A very simple prompt builder inspired by the style selector of A1111 WebUI / Vladmandic SD.Next has been introduced. While the XY Plot is meant for systematic comparisons of different prompts, this prompt builder is meant to quickly switch between prompt templates that you use often.


An upscaling function that can upscale the images generated by the SDXL Refiner, the FaceDetailer, or the ReVision functions has been added.


Now you can use the new ReVision section to generate images inspired by a source image or to blend together two source images into a new image.


A LoRA Stack node to load up to three LoRAs has been added. If necessary, it can be further chained with other LoRA Stack nodes.


The ControlNet XL section has been expanded to include the new Control-LoRAs released by Stability AI: Canny, Depth, Recolor, and Sketch.


The FaceDetailer section has been completely revamped. Now you can refine small faces and big faces in separate ways. It needs more testing, especially for the big faces.
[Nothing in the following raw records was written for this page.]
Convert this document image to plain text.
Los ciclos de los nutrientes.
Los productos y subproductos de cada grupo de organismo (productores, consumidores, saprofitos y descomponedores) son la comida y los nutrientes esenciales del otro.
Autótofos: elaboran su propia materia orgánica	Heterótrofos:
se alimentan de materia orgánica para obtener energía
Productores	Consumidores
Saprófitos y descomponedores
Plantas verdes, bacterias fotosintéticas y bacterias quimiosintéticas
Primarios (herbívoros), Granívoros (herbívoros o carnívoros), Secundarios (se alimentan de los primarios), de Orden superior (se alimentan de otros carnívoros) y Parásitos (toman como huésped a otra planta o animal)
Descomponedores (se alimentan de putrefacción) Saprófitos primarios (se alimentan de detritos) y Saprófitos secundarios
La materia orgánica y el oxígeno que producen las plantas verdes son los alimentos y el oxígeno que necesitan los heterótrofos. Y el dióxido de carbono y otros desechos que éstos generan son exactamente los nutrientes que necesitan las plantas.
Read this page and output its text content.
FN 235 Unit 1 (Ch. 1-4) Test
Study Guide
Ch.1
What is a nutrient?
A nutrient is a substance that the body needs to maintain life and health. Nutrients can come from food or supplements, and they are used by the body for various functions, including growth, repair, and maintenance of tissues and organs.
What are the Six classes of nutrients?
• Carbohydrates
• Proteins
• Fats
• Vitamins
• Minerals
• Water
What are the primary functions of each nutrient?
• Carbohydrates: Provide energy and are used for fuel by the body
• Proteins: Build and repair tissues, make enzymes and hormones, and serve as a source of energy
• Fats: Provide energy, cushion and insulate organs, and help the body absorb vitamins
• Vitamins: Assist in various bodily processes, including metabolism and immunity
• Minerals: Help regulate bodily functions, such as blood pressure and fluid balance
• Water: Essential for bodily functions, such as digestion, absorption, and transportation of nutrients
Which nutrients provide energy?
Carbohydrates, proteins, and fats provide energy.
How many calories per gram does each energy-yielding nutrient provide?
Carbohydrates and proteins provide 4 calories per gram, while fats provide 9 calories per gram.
The XY Plot section I completely revamped to offer maximum flexibility. It’s a bit harder to use, but you are not limited to four comparison terms only.


The workflow is not organized with a much cleaner layout.


Some changes in the way KSampler Efficiency Advanced node displays image previews required a modification of the configuration of that node. If your node has a red border and you don’t know why, re-download the workflow.


The workflow has been completely redesigned to use the SDXL models as they were meant to be used.